The turbulent 1930s
The great depression that began with the Wall Street crash in the USA and the Kreuger crash in Sweden formed the backdrop of the turbulent 1930s, when ideologies, politics, aesthetics and territories became the subjects of heated conflicts. Politicians and artists fought for supremacy in the cultural field. This led to censorship measures by the state and style wars in the arts.In Sweden, architects and artists were still trying to liberate themselves from the dominant national romantic style. The Stockholm Exhibition in 1930 was a powerful step in that direction, finally introducing post-cubist artists such as Léger, Moholy-Nagy and Mondrian and the architect Le Corbusier’s ideas on a functionalist city for the “new man”.
Vera Nilsson
Lampsken, ca 1930
© Vera Nilsson/BUS 2012
But modernism was not a homogeneous movement. There was widespread scepticism against utopian systems. Among the abstract paintings and terse architectural models at the Stockholm Exhibition, many artists asked where this “new man” had disappeared.

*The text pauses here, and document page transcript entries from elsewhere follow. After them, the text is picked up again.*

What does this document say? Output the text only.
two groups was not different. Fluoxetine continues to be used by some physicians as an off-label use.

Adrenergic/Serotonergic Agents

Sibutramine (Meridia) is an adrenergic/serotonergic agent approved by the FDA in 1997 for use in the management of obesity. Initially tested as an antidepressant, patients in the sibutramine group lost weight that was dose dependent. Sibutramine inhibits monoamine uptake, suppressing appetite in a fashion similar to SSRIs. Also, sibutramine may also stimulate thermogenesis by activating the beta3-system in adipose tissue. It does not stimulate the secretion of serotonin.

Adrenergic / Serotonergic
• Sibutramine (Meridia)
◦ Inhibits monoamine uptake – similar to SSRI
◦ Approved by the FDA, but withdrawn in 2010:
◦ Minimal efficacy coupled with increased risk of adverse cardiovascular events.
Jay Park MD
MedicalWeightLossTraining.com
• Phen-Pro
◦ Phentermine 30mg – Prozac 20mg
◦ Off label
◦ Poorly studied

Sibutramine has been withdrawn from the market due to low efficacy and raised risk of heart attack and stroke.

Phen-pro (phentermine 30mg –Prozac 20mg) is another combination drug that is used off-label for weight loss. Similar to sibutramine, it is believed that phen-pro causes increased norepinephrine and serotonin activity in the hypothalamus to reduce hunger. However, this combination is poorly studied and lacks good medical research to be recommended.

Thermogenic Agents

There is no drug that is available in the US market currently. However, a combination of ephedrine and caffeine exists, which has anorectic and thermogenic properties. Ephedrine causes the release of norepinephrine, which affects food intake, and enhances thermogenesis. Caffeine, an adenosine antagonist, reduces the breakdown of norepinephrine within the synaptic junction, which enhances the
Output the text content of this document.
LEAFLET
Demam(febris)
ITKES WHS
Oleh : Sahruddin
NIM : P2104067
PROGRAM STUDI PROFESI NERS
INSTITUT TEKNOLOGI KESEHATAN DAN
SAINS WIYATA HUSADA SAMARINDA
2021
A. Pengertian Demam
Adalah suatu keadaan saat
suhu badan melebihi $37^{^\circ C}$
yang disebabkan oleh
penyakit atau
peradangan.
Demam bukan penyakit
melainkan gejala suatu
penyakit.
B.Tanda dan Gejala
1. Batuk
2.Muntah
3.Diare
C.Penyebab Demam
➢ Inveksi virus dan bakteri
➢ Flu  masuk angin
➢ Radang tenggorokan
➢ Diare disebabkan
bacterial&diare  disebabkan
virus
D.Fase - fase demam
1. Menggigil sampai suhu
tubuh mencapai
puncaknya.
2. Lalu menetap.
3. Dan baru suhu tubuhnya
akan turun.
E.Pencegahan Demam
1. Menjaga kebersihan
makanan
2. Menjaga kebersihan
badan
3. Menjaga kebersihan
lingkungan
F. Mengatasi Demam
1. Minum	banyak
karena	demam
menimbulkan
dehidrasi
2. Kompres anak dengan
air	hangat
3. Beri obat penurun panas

Vera Nilsson, Sven Erixson, Albin Amelin, Siri Derkert and others pinned their hopes on the individual, and based their artistic practices on a humanist approach.
Their portraits and scenes imbued with social relevance were a stand against what they perceived as a new academism. Their protest was enhanced by an open style and a DIY aesthetic that is also found in later protest movements, such as punk. Nearly all the artists in this room exhibited at the artist-run gallery Färg och Form. Today, they are sometimes described rather arbitrarily as an extension of 1920s idyllic naivism, but their works were neither naive nor innocent.